Açık söylemem gerekirse her ramazan ayı geldiğinde, “aman dikkat” demek geçiyor içimden.
Neden mi? Hemen paylaşayım. Olmadık bir yerde, olmadık bir anda, beklenmedik biriyle; oruç ve oruçlu olmak üzerine, ya da oruç ve sabır üzerine, oruç ve tahammül üzerine çok da gerekli olmayan ayaküstü bir tartışma en gerekli hale bürünebiliyor.
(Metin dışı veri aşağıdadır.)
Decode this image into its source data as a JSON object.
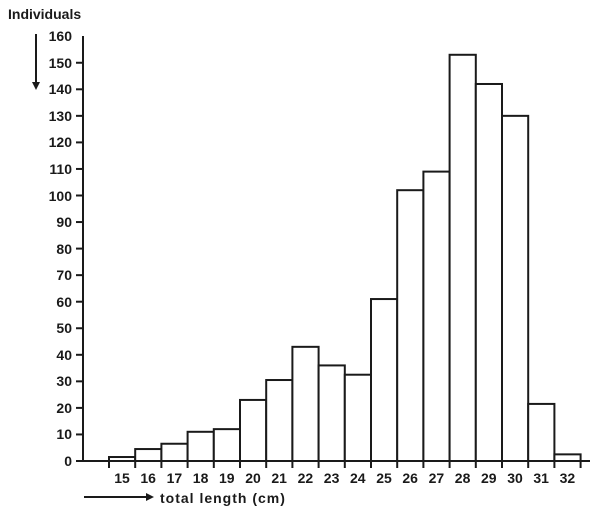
{
  "chart_data": {
    "type": "bar",
    "title": "",
    "xlabel": "total length (cm)",
    "ylabel": "Individuals",
    "ylim": [
      0,
      160
    ],
    "yticks": [
      0,
      10,
      20,
      30,
      40,
      50,
      60,
      70,
      80,
      90,
      100,
      110,
      120,
      130,
      140,
      150,
      160
    ],
    "categories": [
      "15",
      "16",
      "17",
      "18",
      "19",
      "20",
      "21",
      "22",
      "23",
      "24",
      "25",
      "26",
      "27",
      "28",
      "29",
      "30",
      "31",
      "32"
    ],
    "values": [
      1.5,
      4.5,
      6.5,
      11,
      12,
      23,
      30.5,
      43,
      36,
      32.5,
      61,
      102,
      109,
      153,
      142,
      130,
      21.5,
      2.5
    ],
    "grid": false,
    "legend": null
  },
  "labels": {
    "ylabel": "Individuals",
    "xlabel": "total length (cm)"
  }
}
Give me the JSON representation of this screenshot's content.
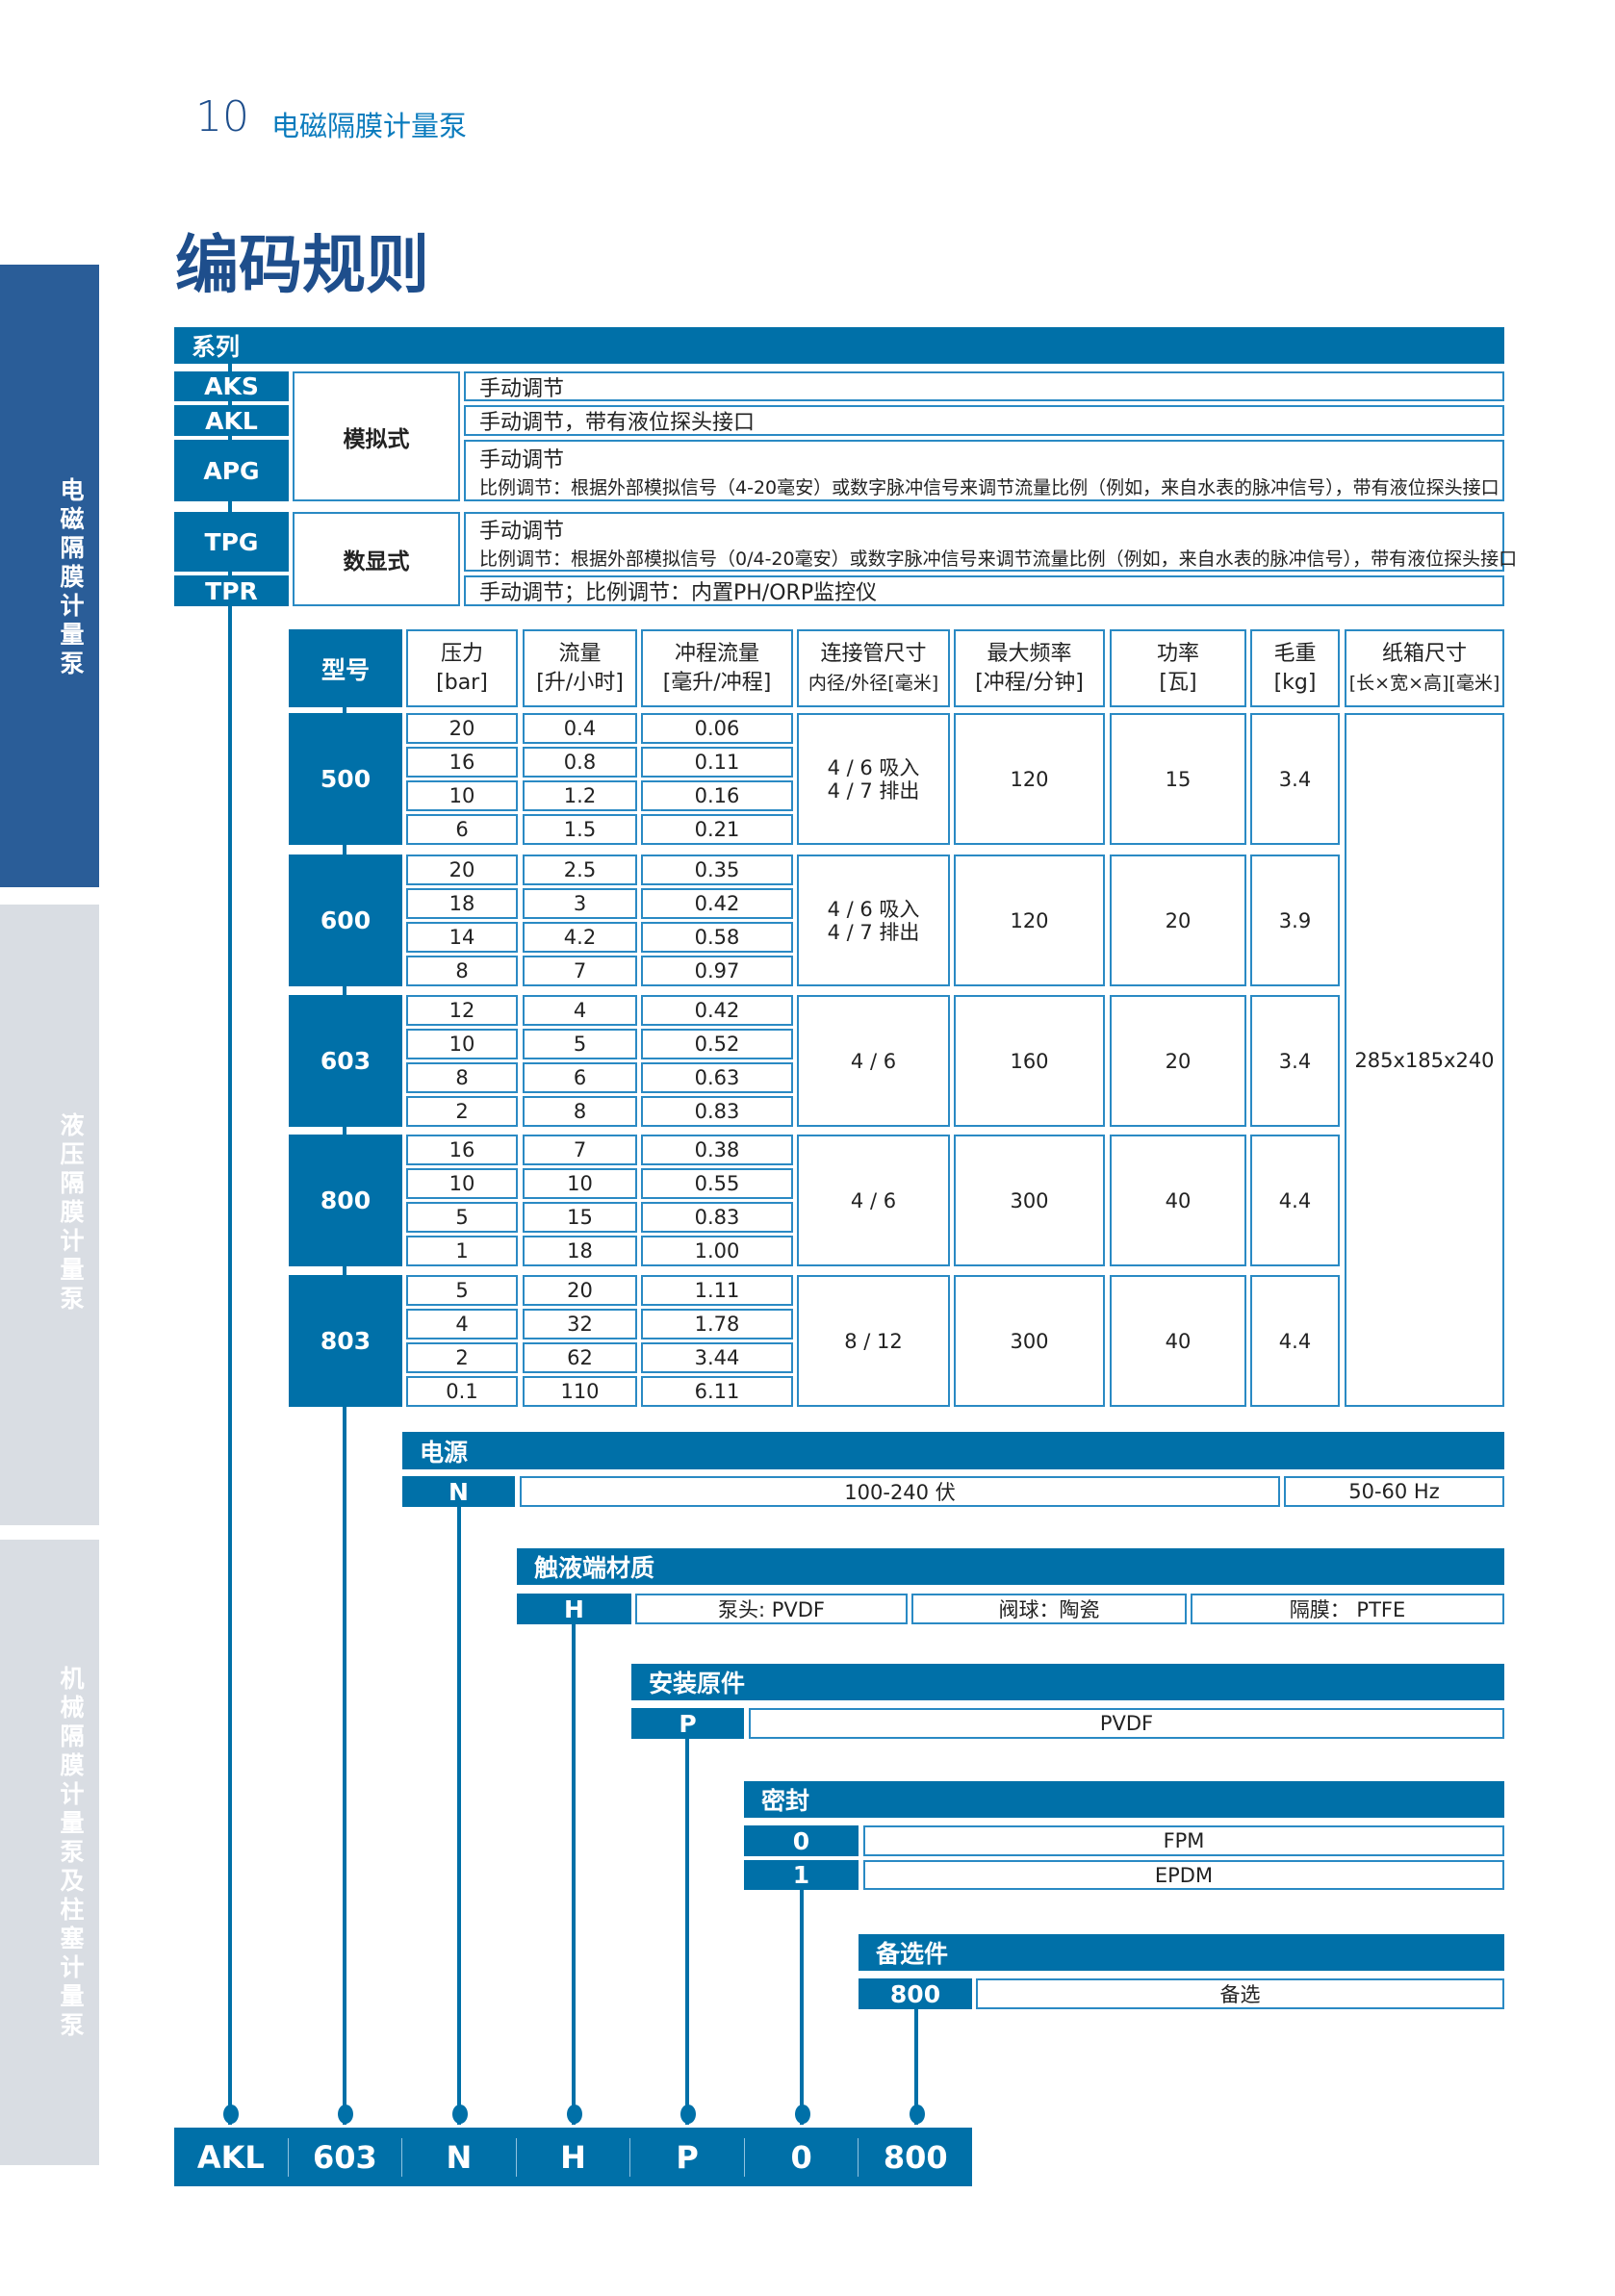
{
  "header": {
    "page_number": "10",
    "section": "电磁隔膜计量泵",
    "title": "编码规则"
  },
  "sidebar": [
    {
      "label": "电磁隔膜计量泵",
      "active": true
    },
    {
      "label": "液压隔膜计量泵",
      "active": false
    },
    {
      "label": "机械隔膜计量泵及柱塞计量泵",
      "active": false
    }
  ],
  "colors": {
    "accent": "#0070a8",
    "title": "#1e4e8c",
    "sidebar_active": "#2a5d98",
    "sidebar_inactive": "#d9dde3",
    "cell_border": "#2a8ac4"
  },
  "series": {
    "label": "系列",
    "codes": [
      "AKS",
      "AKL",
      "APG",
      "TPG",
      "TPR"
    ],
    "modes": [
      "模拟式",
      "数显式"
    ],
    "descriptions": {
      "aks": "手动调节",
      "akl": "手动调节，带有液位探头接口",
      "apg_1": "手动调节",
      "apg_2": "比例调节：根据外部模拟信号（4-20毫安）或数字脉冲信号来调节流量比例（例如，来自水表的脉冲信号），带有液位探头接口",
      "tpg_1": "手动调节",
      "tpg_2": "比例调节：根据外部模拟信号（0/4-20毫安）或数字脉冲信号来调节流量比例（例如，来自水表的脉冲信号），带有液位探头接口",
      "tpr": "手动调节；比例调节：内置PH/ORP监控仪"
    }
  },
  "model_table": {
    "headers": [
      {
        "l1": "型号",
        "l2": ""
      },
      {
        "l1": "压力",
        "l2": "[bar]"
      },
      {
        "l1": "流量",
        "l2": "[升/小时]"
      },
      {
        "l1": "冲程流量",
        "l2": "[毫升/冲程]"
      },
      {
        "l1": "连接管尺寸",
        "l2": "内径/外径[毫米]"
      },
      {
        "l1": "最大频率",
        "l2": "[冲程/分钟]"
      },
      {
        "l1": "功率",
        "l2": "[瓦]"
      },
      {
        "l1": "毛重",
        "l2": "[kg]"
      },
      {
        "l1": "纸箱尺寸",
        "l2": "[长×宽×高][毫米]"
      }
    ],
    "carton": "285x185x240",
    "models": [
      {
        "model": "500",
        "rows": [
          [
            "20",
            "0.4",
            "0.06"
          ],
          [
            "16",
            "0.8",
            "0.11"
          ],
          [
            "10",
            "1.2",
            "0.16"
          ],
          [
            "6",
            "1.5",
            "0.21"
          ]
        ],
        "connection": "4 / 6 吸入\n4 / 7 排出",
        "freq": "120",
        "power": "15",
        "weight": "3.4"
      },
      {
        "model": "600",
        "rows": [
          [
            "20",
            "2.5",
            "0.35"
          ],
          [
            "18",
            "3",
            "0.42"
          ],
          [
            "14",
            "4.2",
            "0.58"
          ],
          [
            "8",
            "7",
            "0.97"
          ]
        ],
        "connection": "4 / 6 吸入\n4 / 7 排出",
        "freq": "120",
        "power": "20",
        "weight": "3.9"
      },
      {
        "model": "603",
        "rows": [
          [
            "12",
            "4",
            "0.42"
          ],
          [
            "10",
            "5",
            "0.52"
          ],
          [
            "8",
            "6",
            "0.63"
          ],
          [
            "2",
            "8",
            "0.83"
          ]
        ],
        "connection": "4 / 6",
        "freq": "160",
        "power": "20",
        "weight": "3.4"
      },
      {
        "model": "800",
        "rows": [
          [
            "16",
            "7",
            "0.38"
          ],
          [
            "10",
            "10",
            "0.55"
          ],
          [
            "5",
            "15",
            "0.83"
          ],
          [
            "1",
            "18",
            "1.00"
          ]
        ],
        "connection": "4 / 6",
        "freq": "300",
        "power": "40",
        "weight": "4.4"
      },
      {
        "model": "803",
        "rows": [
          [
            "5",
            "20",
            "1.11"
          ],
          [
            "4",
            "32",
            "1.78"
          ],
          [
            "2",
            "62",
            "3.44"
          ],
          [
            "0.1",
            "110",
            "6.11"
          ]
        ],
        "connection": "8 / 12",
        "freq": "300",
        "power": "40",
        "weight": "4.4"
      }
    ]
  },
  "power": {
    "label": "电源",
    "code": "N",
    "voltage": "100-240 伏",
    "frequency": "50-60 Hz"
  },
  "wetted": {
    "label": "触液端材质",
    "code": "H",
    "head": "泵头: PVDF",
    "ball": "阀球：陶瓷",
    "diaphragm": "隔膜：  PTFE"
  },
  "fitting": {
    "label": "安装原件",
    "code": "P",
    "value": "PVDF"
  },
  "seal": {
    "label": "密封",
    "options": [
      {
        "code": "0",
        "value": "FPM"
      },
      {
        "code": "1",
        "value": "EPDM"
      }
    ]
  },
  "optional": {
    "label": "备选件",
    "code": "800",
    "value": "备选"
  },
  "example_code": [
    "AKL",
    "603",
    "N",
    "H",
    "P",
    "0",
    "800"
  ]
}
Şöyle bir yokluyor ve merak ederek sorup araştırıyor ve öğreniyorsunuz: Oruç hemen her dinde ve her inançta değişik şekillerde var(mış)…
Oruç her inanışta varmış...
Ve hemen hepsinde de ana gaye; “Nefis terbiyesi”, “Beden terbiyesi”, “Ruh terbiyesi” olarak dile gelecek ve kabul edilebilecek bir durum olarak ifade buluyor.
Bakın mesela Budistler orucu kastederek; “Nirvana’ya (kurtuluşa) ulaşmanın yolu, arzulardan vazgeçmekle mümkündür” der.
Manicilikte oruç; “Işığını gönderen güneşe ve aya dua etmek” şeklindedir.
Keltler; eski Roma ve Yunan toplumlarında orucu felaketlerden kurtulmak için bir yol olarak kabul ederler.
Yahudilerin Yom Kippur (Tövbe günü) adını verdikleri büyük oruç, aslında bir kefaret orucu, yani günahlarından arınma ayinidir.
Hıristiyanlıkta ise oruçta esas olan “kişinin gururunun kırılması, günahlı olmasının” farkında olarak tuttuğu oruçla, pişmanlık duyup tövbe etmesidir.
Alevilerde Muharrem orucu, “Âli’nin oğlu Hüseyin’in 72 seveni ile katledilişine”, yani zalimin zulmüne tepkidir.
Elbette bu saydıklarımızı daha da ayrıntılandırmak mümkün.
Elbette Müslümanlıkta da oruç tutmak tek kelimeyle bir nefis terbiyesi ve beş borçtan birinin “eda”sıdır.
Ama benim asıl derdim sadece İslamiyet üzerinden bir oruç okuması ve ayini yaparak, bir de tutulan oruçla birlikte adeta hayatı “yasaklar” üzerinden yaşanmaz kılarak, çekilmez hale getirmekle ilintili…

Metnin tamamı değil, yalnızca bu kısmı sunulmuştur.